Some online advertising agencies that sold Qaiser the advertising traffic realised what he was doing and tried to stop him. He responded by blackmailing them and their businesses, hitting at least two agencies with DDoS (distributed denial of service) attacks. Qaiser told one company director: “I’ll first kill your server, then send child porn spam abuses.”
These attacks cost the companies at least £500,000 through lost revenue and mitigation costs.
Qaiser, a computer science student, was hugely useful to the crime group. Using his command of the English language and knowledge of the online advertising industry, in conjunction with basic social engineering techniques, he could convince advertising agencies he was a legitimate customer.
He employed a variety of bogus companies and fake identity documents, such as passports procured from his online criminal associates, to persistently acquire new internet traffic and advertising space to conduct his criminal activities.

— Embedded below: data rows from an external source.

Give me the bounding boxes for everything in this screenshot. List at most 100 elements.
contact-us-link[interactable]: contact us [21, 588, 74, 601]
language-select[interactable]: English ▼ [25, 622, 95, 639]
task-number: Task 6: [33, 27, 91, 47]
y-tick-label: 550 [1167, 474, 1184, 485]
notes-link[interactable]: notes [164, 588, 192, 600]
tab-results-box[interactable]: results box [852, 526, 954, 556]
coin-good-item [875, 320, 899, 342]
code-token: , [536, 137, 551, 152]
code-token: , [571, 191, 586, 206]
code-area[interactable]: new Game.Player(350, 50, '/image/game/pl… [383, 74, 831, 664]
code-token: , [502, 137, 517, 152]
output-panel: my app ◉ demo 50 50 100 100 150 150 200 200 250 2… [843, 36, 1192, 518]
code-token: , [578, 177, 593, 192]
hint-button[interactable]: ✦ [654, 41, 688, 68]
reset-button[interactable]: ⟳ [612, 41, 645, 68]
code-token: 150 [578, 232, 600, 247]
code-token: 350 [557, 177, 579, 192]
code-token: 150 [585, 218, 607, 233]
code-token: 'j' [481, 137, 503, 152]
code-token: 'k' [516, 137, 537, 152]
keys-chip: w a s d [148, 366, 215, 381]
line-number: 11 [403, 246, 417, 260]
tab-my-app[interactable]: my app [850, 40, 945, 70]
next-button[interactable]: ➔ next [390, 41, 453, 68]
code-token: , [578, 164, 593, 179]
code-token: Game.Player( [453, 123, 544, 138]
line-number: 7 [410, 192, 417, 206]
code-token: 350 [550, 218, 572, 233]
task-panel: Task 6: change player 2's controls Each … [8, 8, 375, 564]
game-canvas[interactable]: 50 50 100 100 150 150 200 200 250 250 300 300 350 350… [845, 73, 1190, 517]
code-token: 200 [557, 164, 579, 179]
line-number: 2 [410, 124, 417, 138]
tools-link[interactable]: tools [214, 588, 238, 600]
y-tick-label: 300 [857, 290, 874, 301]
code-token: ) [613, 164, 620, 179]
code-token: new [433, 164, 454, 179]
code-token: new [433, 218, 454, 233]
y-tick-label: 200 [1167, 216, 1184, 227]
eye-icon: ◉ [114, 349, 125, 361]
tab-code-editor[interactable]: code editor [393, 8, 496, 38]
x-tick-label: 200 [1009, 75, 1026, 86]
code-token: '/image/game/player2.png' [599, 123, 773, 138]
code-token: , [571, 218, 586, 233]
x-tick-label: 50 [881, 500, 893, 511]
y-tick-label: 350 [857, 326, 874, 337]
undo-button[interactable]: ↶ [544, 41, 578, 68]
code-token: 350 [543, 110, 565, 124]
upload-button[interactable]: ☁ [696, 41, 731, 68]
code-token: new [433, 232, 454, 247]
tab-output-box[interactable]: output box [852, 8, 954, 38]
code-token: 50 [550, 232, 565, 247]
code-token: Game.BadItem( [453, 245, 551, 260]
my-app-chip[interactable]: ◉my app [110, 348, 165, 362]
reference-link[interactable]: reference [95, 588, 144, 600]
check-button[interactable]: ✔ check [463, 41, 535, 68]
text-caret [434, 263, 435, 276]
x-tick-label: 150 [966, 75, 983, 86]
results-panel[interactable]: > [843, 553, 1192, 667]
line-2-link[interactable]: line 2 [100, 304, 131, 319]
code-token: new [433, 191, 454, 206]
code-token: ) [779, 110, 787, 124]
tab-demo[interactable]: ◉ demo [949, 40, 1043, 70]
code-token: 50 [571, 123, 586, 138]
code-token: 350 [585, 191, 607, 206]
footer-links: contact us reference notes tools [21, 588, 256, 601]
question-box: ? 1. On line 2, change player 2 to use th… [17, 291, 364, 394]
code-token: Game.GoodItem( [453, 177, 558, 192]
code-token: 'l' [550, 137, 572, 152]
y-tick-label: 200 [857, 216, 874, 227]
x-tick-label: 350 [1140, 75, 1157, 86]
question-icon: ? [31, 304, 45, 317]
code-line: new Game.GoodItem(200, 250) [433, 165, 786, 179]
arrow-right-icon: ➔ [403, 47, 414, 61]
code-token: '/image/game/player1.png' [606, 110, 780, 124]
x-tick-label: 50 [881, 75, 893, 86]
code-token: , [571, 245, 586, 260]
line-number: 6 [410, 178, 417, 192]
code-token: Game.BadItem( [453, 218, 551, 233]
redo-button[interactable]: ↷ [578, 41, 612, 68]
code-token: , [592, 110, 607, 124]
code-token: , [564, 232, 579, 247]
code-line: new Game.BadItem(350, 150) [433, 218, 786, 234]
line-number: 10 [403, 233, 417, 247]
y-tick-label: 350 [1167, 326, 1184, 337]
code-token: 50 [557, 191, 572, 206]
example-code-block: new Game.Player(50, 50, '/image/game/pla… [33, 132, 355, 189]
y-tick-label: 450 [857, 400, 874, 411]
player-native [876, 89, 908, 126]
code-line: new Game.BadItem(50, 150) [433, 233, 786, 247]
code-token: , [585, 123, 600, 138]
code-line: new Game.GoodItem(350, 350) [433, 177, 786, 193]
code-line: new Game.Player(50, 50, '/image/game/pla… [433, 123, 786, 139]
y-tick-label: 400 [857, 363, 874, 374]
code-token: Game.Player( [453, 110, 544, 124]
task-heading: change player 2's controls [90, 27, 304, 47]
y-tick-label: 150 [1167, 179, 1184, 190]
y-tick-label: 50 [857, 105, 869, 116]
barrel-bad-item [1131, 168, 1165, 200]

Qaiser’s offending is thought to have started in at least September 2012 and lasted until he was remanded in custody in December 2018. He was first arrested in July 2014 and charged in February 2017.
NCA investigators later identified a series of financial accounts linked to Qaiser, including an overseas crypto-currency account. Cumulatively, these accounts received in excess of £100,000, despite him having no job and declaring no earnings. Qaiser was subsequently arrested in December 2018 on suspicion of money laundering while on bail for the previous offences.
Qaiser admitted 11 offences, including blackmail, fraud, money laundering and computer misuse, and was jailed at Kingston Crown Court.
Nigel Leary, NCA senior investigating officer, said: “This was one of the most sophisticated, serious and organised cybercrime groups the NCA has ever investigated. The group owned and operated the Angler Exploit Kit – one of the most successful and closely guarded pieces of malicious software ever developed by the cybercrime community.
“This was an extremely long-running, complex cybercrime investigation in which we worked with partners in the US, Canada, Europe and the Crown Prosecution Service. The FBI and the US Secret Service have both arrested people in relation to this global malware campaign.
“The investigation demonstrates that cyber criminals cannot operate from behind a veil of anonymity, and that the NCA has the tenacity and specialist skills to catch them and bring them to justice. The international law enforcement community will continue to work together to counter the threat of borderless cybercrime.”
News of Qaiser’s conviction comes as a survey by anti-virus company Symantec reveals that one third of British consumers experienced some form of cybercrime in the past year and a similar number expect to become victims again in the next 12 months.
Despite this, most Britons say they are willing to accept certain risks to their online privacy for the sake of convenience, happily giving away certain personal information, such as their location and internet search history, to companies.
“The introduction of the General Data Protection Regulation (GDPR) in the EU put data privacy on the agenda and significantly increased consumers’ awareness of their privacy rights,” said Nick Shaw, EMEA vice-president and general manager at Symantec subsidiary, Norton. “Yet, consumers are still willing to trade their personal data out of convenience and to get more perks.”
Samir Kapuria, executive vice–president and general manager of consumer digital safety at Symantec, added: “Our cyber safety is inherently tied to trust. Most consumers are aware their data is being captured from the websites they visit, the social media they share and the apps they use, and trust their information is being properly secured.
“However, these same consumers are often unaware how and why data is captured and what companies do with it. The sheer amount of personal information being collected about us shows no signs of slowing and there is greater value placed on it than ever before.”
The report found 60 per cent of consumers believe they are equally or more likely to experience cybercrime than they are to get the flu.